The corpse of arch-gangster Arturo “the Beard” Beltrán Leyva lies below a two-story mausoleum in the Humaya Gardens cemetery on the southern edge of Culiacán. Nearby is the tomb of another powerful mobster, Ignacio “Nacho” Coronel, who was shot dead by soldiers in July 2010. Nacho Coronel was said to be close to Chapo Guzmán and fought against Beltrán Leyva. Thus in life, Nacho and the Beard were on opposite sides of the war; but in death they share the same earth.

Humaya Gardens has hundreds of other narco tombs in its sun-beaten soil. It is one of the most bizarre cemeteries in the world. Mausoleums are built of Italian marble and decorated with precious stones, and some even have air-conditioning. Many cost above $100,000 to build—more than most Culiacán homes. Inside are surreal biblical paintings next to photos of the deceased, normally in cowboy hats and often clasping guns. In some photos, they pose in fields of marijuana; in other tombs, small concrete planes indicate the buried mafioso was a pilot (transporting the good stuff).

As well as capos, many lieutenants or mere foot soldiers boast magnificent monuments. An alarming number are under twenty-five—and have died in recent years: 2009, 2010, 2011. On every trip I make to Culiacán, the graveyard expands exponentially, with new tombs appearing that are even more grandiose than the last.

One time I visit the Humaya just after Father’s Day. Mountains of flowers fill the cemetery next to banners made by grieving wives. Photos of the young fathers are printed colorfully on the canvases with messages in the voices of their children. WE LOVE YOU, PAPA, YOU WILL ALWAYS BE WITH US says one banner. For these youngsters, the spectacular tombs are the best memory they will ever have of their fathers.

On several occasions, I find people visiting their loved ones. They often bring bands and sit with their whole family sipping beer and singing along to the dead person’s favorite ballads. One time, I sit with three brothers mourning their father. One of them has brought along a voluptuous girlfriend dressed in jewels and revealing clothes. “Our dad was a farmer. And he grew the good stuff,” the youngest brother tells me with a smile and a wink. They put bottles of the old man’s preferred whiskey on his grave, in line with Mexican tradition. The deceased may have moved on, but they still have a presence.

But to what place have these dead traffickers traveled to? Did they ask God for forgiveness? Have they been allowed into heaven? Is there a special “gangster’s paradise”?

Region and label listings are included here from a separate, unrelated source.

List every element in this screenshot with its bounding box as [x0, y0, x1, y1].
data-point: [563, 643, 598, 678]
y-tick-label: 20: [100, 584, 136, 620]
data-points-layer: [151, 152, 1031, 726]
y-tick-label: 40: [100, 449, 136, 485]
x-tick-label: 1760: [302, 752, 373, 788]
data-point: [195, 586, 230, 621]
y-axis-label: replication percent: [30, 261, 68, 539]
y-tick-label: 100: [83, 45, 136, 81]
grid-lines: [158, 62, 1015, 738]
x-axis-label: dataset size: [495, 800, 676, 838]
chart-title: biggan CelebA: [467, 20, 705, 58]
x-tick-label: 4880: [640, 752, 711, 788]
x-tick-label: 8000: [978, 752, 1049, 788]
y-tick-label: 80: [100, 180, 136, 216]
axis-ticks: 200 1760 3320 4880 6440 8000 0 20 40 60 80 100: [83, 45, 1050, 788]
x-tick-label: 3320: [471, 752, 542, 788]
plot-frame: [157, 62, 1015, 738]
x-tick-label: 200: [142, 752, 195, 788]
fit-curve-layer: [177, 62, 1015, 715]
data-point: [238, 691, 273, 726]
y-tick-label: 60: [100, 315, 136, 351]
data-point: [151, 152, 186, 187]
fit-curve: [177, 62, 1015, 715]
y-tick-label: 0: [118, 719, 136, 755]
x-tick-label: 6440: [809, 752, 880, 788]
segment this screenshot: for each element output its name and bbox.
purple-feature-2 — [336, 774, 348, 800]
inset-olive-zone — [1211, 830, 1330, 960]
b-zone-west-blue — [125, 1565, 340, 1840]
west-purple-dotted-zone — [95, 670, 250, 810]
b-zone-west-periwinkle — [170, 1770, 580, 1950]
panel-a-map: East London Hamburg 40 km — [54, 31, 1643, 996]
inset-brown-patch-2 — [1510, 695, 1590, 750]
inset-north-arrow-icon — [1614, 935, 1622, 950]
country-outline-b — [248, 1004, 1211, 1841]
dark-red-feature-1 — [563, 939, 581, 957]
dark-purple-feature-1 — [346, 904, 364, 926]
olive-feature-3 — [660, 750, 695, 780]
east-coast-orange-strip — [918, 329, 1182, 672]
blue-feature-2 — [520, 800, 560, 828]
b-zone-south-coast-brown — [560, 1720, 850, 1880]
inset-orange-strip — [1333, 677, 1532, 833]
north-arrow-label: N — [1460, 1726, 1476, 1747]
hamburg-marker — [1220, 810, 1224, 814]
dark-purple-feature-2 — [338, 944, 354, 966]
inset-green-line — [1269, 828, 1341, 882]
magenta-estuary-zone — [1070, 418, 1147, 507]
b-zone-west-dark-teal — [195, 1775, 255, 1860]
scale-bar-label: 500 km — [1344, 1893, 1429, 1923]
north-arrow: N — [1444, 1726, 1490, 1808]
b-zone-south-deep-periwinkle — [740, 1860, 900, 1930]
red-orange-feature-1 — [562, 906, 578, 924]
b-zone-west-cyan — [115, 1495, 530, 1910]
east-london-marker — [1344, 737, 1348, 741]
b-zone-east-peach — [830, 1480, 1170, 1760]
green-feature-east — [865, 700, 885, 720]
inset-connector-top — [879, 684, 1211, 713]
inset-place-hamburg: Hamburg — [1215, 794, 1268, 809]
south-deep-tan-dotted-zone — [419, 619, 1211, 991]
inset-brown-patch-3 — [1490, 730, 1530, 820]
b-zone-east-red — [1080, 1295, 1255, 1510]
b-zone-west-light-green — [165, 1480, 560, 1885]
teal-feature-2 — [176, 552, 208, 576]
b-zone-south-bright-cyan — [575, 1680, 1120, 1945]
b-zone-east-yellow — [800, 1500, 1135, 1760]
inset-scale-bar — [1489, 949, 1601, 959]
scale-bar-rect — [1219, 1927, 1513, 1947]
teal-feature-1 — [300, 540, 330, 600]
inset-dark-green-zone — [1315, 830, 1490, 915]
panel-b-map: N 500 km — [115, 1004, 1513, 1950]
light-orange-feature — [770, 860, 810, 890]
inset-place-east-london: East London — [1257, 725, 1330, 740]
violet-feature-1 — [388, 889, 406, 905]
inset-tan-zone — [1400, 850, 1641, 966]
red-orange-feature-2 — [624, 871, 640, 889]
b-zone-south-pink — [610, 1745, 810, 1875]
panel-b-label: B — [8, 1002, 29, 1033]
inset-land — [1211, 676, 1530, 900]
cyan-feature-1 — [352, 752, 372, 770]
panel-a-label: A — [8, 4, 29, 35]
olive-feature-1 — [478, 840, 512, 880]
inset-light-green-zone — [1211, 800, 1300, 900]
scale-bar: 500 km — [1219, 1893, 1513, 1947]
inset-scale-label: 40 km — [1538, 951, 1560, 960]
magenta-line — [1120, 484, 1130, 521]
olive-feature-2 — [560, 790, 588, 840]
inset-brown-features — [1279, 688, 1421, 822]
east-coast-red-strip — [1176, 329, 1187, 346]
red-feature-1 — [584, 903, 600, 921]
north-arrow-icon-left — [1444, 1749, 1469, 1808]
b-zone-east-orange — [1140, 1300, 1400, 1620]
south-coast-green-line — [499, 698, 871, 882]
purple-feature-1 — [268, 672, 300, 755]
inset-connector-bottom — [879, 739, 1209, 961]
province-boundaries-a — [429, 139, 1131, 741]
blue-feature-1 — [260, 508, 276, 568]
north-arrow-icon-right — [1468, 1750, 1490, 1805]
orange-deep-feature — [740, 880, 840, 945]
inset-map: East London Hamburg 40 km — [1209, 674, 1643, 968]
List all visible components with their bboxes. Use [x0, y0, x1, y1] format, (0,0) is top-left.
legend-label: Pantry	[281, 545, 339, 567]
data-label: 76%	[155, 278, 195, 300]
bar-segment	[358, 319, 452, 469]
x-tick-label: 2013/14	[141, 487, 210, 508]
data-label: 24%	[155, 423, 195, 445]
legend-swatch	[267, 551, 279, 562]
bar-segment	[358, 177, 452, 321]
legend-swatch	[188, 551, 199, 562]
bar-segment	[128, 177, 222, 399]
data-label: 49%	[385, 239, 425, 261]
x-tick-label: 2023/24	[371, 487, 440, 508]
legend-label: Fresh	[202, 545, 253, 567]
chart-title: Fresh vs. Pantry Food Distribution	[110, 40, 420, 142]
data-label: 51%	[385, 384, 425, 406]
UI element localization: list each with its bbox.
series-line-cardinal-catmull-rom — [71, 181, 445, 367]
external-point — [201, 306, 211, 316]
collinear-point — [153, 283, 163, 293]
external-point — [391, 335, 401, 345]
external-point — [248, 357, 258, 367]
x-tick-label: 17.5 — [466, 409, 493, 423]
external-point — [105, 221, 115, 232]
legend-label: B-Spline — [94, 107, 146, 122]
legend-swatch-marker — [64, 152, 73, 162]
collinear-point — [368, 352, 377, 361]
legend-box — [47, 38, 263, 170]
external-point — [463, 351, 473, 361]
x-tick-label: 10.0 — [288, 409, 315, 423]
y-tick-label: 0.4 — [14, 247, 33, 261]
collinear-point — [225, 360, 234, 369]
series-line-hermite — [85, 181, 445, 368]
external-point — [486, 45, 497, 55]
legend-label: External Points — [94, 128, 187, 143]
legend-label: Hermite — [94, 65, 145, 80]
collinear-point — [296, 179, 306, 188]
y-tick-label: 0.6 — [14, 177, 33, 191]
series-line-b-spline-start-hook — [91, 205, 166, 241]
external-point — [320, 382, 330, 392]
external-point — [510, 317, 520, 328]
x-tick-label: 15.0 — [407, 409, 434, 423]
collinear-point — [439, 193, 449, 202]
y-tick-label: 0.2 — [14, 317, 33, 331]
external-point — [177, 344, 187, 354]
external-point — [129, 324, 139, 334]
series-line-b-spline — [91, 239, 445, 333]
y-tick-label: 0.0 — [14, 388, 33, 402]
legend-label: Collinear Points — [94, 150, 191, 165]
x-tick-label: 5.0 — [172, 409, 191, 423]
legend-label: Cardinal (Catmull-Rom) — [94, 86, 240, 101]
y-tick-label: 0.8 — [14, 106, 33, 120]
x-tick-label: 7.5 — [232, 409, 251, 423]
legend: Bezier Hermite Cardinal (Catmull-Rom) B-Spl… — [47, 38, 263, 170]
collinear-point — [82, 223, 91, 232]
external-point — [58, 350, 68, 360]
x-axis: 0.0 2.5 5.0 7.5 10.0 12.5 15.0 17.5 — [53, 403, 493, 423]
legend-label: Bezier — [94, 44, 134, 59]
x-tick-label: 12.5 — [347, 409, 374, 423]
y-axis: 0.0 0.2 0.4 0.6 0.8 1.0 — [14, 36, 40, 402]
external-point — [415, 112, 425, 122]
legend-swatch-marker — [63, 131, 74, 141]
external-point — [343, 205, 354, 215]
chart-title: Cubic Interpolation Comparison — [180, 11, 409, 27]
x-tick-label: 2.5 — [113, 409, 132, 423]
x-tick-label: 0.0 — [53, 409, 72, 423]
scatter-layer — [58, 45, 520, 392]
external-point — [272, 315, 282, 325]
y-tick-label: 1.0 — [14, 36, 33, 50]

Mexico’s top Roman Catholic clerics say no. Violent narcos excommunicate themselves from God, the robed men shout from pulpits. They will not sit beside the lamb and the lion in the afterlife. Some priests in the countryside say otherwise. God forgives the sins of anyone who kneels down and makes his peace before death, they argue. And especially when capos give such generous donations to their country parishes—gifts that have historically been so common they even have their special term:
narco limosnas
, or narco alms.
1

But as the drug war has escalated, many kingpins have said they don’t care what Catholic cardinals say. If they are not allowed in Rome’s house, they howl back, they will make their own.

The most virulent expression of narco religion is by La Familia Cartel in Michoacán. La Familia indoctrinates its followers in its own version of evangelical Christianity mixed with some peasant rebel politics. The gang’s spiritual leader, Nazario Moreno, “El Mas Loco,” or the Maddest One, actually wrote his own bible, which is compulsory reading for the troops. This sounds so nuts I thought it was another drug war myth. Until I got my hands on a copy of his “good” book. It is not an easy bedtime read.